Figure 3: National Snow and Ice Data Center (NSIDC) Antarctic, Arctic, and global (sum of the two) sea ice extents with linear trends. The data is smoothed with a 12-month running average.
Moreover, ice is a three-dimensional quantity, and Arctic sea ice volume has been declining even more rapidly than its extent. Antarctic ice mass has also declined.

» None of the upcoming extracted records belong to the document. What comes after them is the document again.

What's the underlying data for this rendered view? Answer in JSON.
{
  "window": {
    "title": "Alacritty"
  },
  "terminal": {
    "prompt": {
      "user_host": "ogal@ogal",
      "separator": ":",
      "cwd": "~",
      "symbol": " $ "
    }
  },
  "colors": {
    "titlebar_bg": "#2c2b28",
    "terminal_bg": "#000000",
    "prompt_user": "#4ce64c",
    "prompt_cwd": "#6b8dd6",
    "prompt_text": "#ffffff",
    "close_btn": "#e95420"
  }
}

Snow extent has fallen as well, though climate denialists argue otherwise by focusing on the winter months, while ignoring the spring and summer months. A warming planet will not necessarily result in less winter snowfall, as more atmospheric water vapor will tend to lead to more precipitation, and in the winter that precipitation will often fall in the form of snow. However, in a warming world, that snow will tend to melt earlier in the year, and thus we expect to see spring and summer snow cover extent decline. That is indeed what we have observed. As a result, annual northern hemisphere snow cover extent is declining at a rate of 325,000 square kilometers (km) per decade (Figure 4).
Figure 4: Seasonal and annual (with a 12-month running average) northern hemisphere snow cover extent (data from Rutgers University Global Snow Lab)
Certain climate denialists have also recently tried very hard to argue that the planet is not "rapidly warming," although "rapid" is a highly subjective term, which they have failed to define.
We can use paleoclimate data to create an objective gauge of what may be considered "rapid warming." For example, transitions between glacial and interglacial periods are among the most rapid warming/cooling events in the paleoclimate record, and occur over several thousand years. During these transitions, the Earth's average surface temperature changes by approximately 5°C. Thus the average rate of warming during a glacial-interglacial transition is approximately 1°C per millenium, or 0.01°C per decade. Our current rate of warming is approximately 0.08°C per decade over the past 100 years, 0.17°C per decade over the past 30 years, and is expected to increase in upcoming decades unless we get our greenhouse gas emissions under control. Thus by an objective measure, the planet is indeed warming rapidly.
The bottom line is that no matter how hard we might try to convince ourselves otherwise, every line of observational evidence shows that the planet is warming, and from an objective geological perspective, it's warming at a rapid rate.